W世界戦の佐藤、坂田がエキシビションで登場 勇利も応援に
また、この日は6.4有明コロシアムでダブル世界戦に臨むことが決定した佐藤修、坂田健史(共に協栄)がそれぞれ各2ラウンドのエキシビションマッチを行い、勇姿を披露した。バクティンの試合後には、両者と元WBC世界フライ級王者の勇利アルバチャコフが控え室を訪れ、豪華な顔ぶれが揃った。
磐石の強さを見せつけ、V3防衛
バクティンと熟山は、2001年12月に一度対戦している。この時はバクティンが大差の判定勝ちを収めるも生涯初のダウンを喫しており、再戦はやはり激闘となった。序盤から的確に左のリードブローを放つバクティンに対し、熟山は接近しての左ボディフックで応戦。中盤までは熟山がラウンド残り時間10秒を知らせる拍子木の音を合図に猛攻を仕掛けたが、終盤は失速。あくまで的確に熟山の顔面にジャブ、ストレートを突き刺したバクティンが判定3−0(97-94,98-94,99-94)で磐石の強さを見せつけた。
「1年あれば世界王者と戦える」
バクティンは試合後のリング上で「熟山は素晴らしい選手。互いが手の内を知っているから激しい試合になった。自分は世界王者を目指しているので応援をよろしくお願いします」と丁寧にあいさつし、控え室に戻った。タオルを肩にかけ、試合を振り返ると「ちょっとコンディションが不足していた。相手の左ボディは確かに受けたが、ダメージを負うほどのものではなかった」と王者の意地を漂わせた。3.6の世界戦を見た感想としては「ウィラポンの方がやりやすい」と話したものの「確かに今の自分と世界王者には差がある」と王者の強さは認めた。しかしながら「ただ、1年もあれば十分戦えるようになると思う」と世界への手ごたえを語り、自信をのぞかせた。
年内に世界ランカーと対戦へ
協栄ジムの金平桂一郎会長は、バクティンの今後について「今日の試合でもなかなか上(顔)は打たせないし、確かに強い。でも、世界挑戦をやるにはまだキャリアが足りないし、若い。
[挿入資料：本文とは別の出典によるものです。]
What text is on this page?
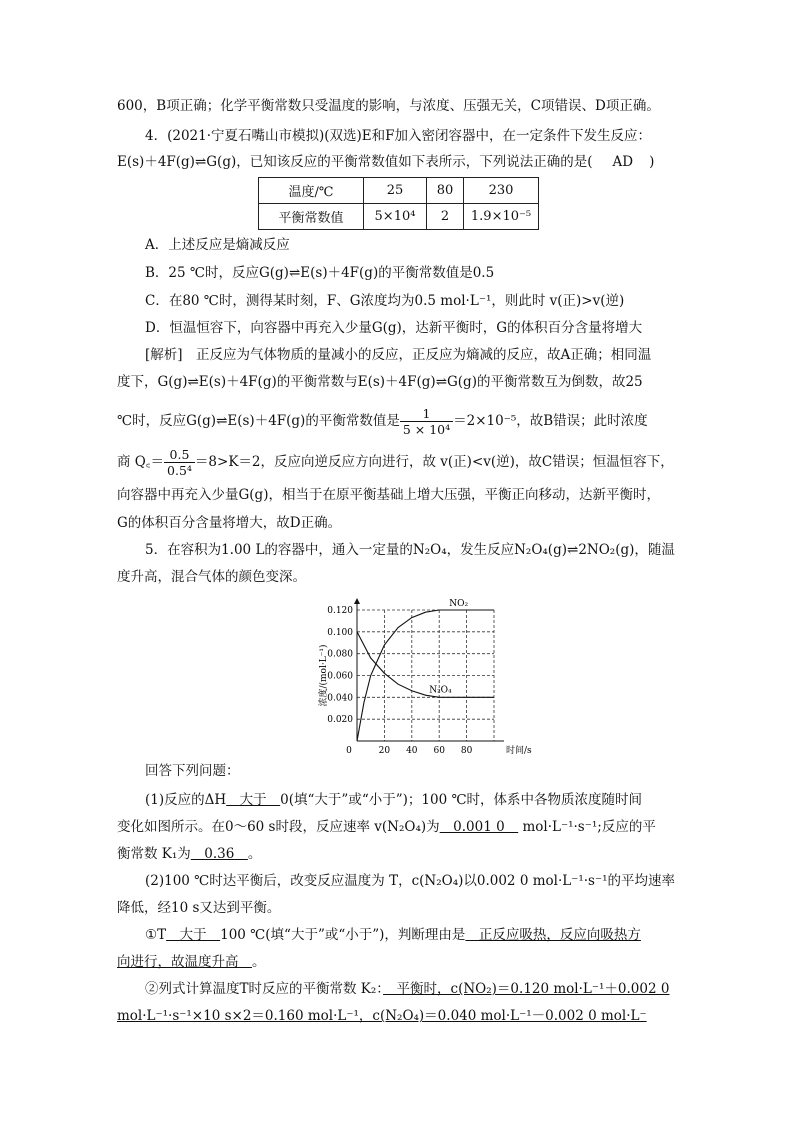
600，B项正确；化学平衡常数只受温度的影响，与浓度、压强无关，C项错误、D项正确。
4．(2021·宁夏石嘴山市模拟)(双选)E和F加入密闭容器中，在一定条件下发生反应：
E(s)＋4F(g)⇌G(g)，已知该反应的平衡常数值如下表所示，下列说法正确的是( AD )
温度/℃	25	80	230
平衡常数值	5×10⁴	2	1.9×10⁻⁵
A．上述反应是熵减反应
B．25 ℃时，反应G(g)⇌E(s)＋4F(g)的平衡常数值是0.5
C．在80 ℃时，测得某时刻，F、G浓度均为0.5 mol·L⁻¹，则此时 v(正)>v(逆)
D．恒温恒容下，向容器中再充入少量G(g)，达新平衡时，G的体积百分含量将增大
[解析]　正反应为气体物质的量减小的反应，正反应为熵减的反应，故A正确；相同温
度下，G(g)⇌E(s)＋4F(g)的平衡常数与E(s)＋4F(g)⇌G(g)的平衡常数互为倒数，故25
℃时，反应G(g)⇌E(s)＋4F(g)的平衡常数值是 $\frac{1}{\text{5 × 10⁴}} =2\times 10^{-5}$，故B错误；此时浓度
商 Q꜀＝ $\frac{0.5}{\text{0.5⁴}} =8>K=2$，反应向逆反应方向进行，故 v(正)<v(逆)，故C错误；恒温恒容下，
向容器中再充入少量G(g)，相当于在原平衡基础上增大压强，平衡正向移动，达新平衡时，
G的体积百分含量将增大，故D正确。
5．在容积为1.00 L的容器中，通入一定量的N₂O₄，发生反应N₂O₄(g)⇌2NO₂(g)，随温
度升高，混合气体的颜色变深。
0.020
0.040
0.060
0.080
0.100
0.120
0	20 40 60 80	时间/s
浓度/(mol·L⁻¹)
NO₂
N₂O₄
回答下列问题：
(1)反应的ΔH　大于　0(填“大于”或“小于”)；100 ℃时，体系中各物质浓度随时间
变化如图所示。在0～60 s时段，反应速率 v(N₂O₄)为　0.001 0　 mol·L⁻¹·s⁻¹;反应的平
衡常数 K₁为　0.36　。
(2)100 ℃时达平衡后，改变反应温度为 T，c(N₂O₄)以0.002 0 mol·L⁻¹·s⁻¹的平均速率
降低，经10 s又达到平衡。
①T　大于　100 ℃(填“大于”或“小于”)，判断理由是　正反应吸热，反应向吸热方
向进行，故温度升高　。
②列式计算温度T时反应的平衡常数 K₂：　平衡时，c(NO₂)＝0.120 mol·L⁻¹＋0.002 0
mol·L⁻¹·s⁻¹×10 s×2＝0.160 mol·L⁻¹，c(N₂O₄)＝0.040 mol·L⁻¹－0.002 0 mol·L⁻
本人は早く(世界戦を)やりたいだろうけど、体を作って経験を積まないと。日本王座を防衛しながら、今年中には世界ランカーなど相手の質を上げて緊張感のある試合を組みたい」と試練を課していく方針であることを明かした。勇利アルバチャコフ、オルズベック・ナザロフに次ぐ協栄ロシアンファイターの世界王者誕生へ、バクティンは着々と階段を上っている。